閉店後の『砕けた角杯亭』。テーブルの上にレオンが地図を広げて、あたしが短棍で拠点の位置を指す。グレタさんがエールを並べた。誰も手をつけない。今夜は酔う夜じゃない。


「組織の主要拠点はここ。港の東の廃造船所。ここに連中の人員が集中している。子どもたちが捕らわれているとすれば──」


「地下だ」


レオンが口を挟んだ。


「造船所の乾ドック跡に地下室がある。フェーレン側の設計図から確認した。入り口は二つ。正面と、海側の搬入口」


テーブルの周りに六人。あたしとレオンを含めて。


グレタさん。酒場の女主人。武器は使わないが、この町で三十年商売をしている女傑だ。人望がある。今夜、町の人間を動かせるのはグレタさんだけだ。


マルコ。酒場の常連。元傭兵。腕は立つが酒癖が悪い。今夜は素面だ。目が据わっている。あたしが事情を話したとき、「子どもに手を出す奴は殺す」と言った。「殺すのはやめて。制圧で」と返したら舌打ちされた。


ハンス。鍛冶屋の親父。でかい。腕も太い。鉄槌を振るわせたら町一番。「孫みたいな歳の子が攫われてるって聞いて黙ってられるか」と言って来た。

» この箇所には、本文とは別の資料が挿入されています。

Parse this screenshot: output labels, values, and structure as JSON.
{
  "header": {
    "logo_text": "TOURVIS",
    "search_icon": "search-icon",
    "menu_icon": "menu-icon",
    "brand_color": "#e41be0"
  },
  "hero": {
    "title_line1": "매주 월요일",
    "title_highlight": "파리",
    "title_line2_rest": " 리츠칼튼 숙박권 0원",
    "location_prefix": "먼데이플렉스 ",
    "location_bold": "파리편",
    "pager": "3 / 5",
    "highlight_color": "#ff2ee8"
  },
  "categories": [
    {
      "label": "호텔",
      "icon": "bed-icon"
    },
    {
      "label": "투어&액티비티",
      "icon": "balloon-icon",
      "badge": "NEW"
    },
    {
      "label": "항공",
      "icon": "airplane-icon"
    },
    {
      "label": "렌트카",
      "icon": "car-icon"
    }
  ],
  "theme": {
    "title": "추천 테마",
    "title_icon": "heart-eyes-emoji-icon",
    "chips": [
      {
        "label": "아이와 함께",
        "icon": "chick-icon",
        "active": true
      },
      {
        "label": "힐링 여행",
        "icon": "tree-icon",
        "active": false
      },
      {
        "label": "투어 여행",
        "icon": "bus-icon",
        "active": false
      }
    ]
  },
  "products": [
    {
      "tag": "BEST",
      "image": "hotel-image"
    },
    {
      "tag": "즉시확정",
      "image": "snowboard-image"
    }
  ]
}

ユーリ。門番の若い男。あたしが来た日に目を逸らした奴だ。今夜は目を逸らさなかった。「カティアさん、俺にもやれることあるっすか」。あるよ。門を閉めろ。逃がすな。


四人。あたしとレオンを合わせて六人。組織の拠点にいる人員は十人前後と見ている。数では負けている。


「数の不利は速さで補う」


レオンが言った。


「正面からカティアが突入。敵の注意を引きつける。その間に俺が海側から地下に入り、子どもたちを確保する。マルコとハンスは正面の援護。ユーリは外周の逃走路を塞ぐ。グレタは──」


「あたしは町の連中を起こして回るよ。騒ぎを聞きつけた奴らが駆けつけるように。あと、怪我人が出たときのために診療所の先生を叩き起こしておく」


グレタさんが腕を組んで言った。この人が後方にいるだけで安心感が違う。


「質問は」


レオンが全員を見渡した。


マルコが手を挙げた。「殴っていい数は」


「全員だ。ただし殺すな」


「ちっ」


あたしはマルコを見た。こいつ、気が合うかもしれない。



深夜。


月のない夜を選んだ。雲が厚い。潮の匂いがする。港の波音が遠くに聞こえる。


廃造船所の前。あたしは短棍を握って闇の中に立っている。


隣にレオンがいた。あと三十秒で、あいつは海側に回る。ここで別れる。


「レオン」


「何だ」


「背中、任せた」


短い沈黙。


「ああ」


それだけ。それで十分だ。


レオンが闇に消えた。足音はない。影が影に溶ける。


あたしは正面に向き直った。深呼吸。一回。


拳を握った。短棍を構えた。


──行く。


正面の扉を蹴り開けた。



中は暗かった。松明が二本。造船所の広い作業場に、木箱が積み上げられている。奥に人の気配。


「誰だ──!」


見張りが一人、振り返った。あたしの顔を見て目を見開いた。酒場の用心棒だと気づいたのだろう。短剣を抜こうとした。遅い。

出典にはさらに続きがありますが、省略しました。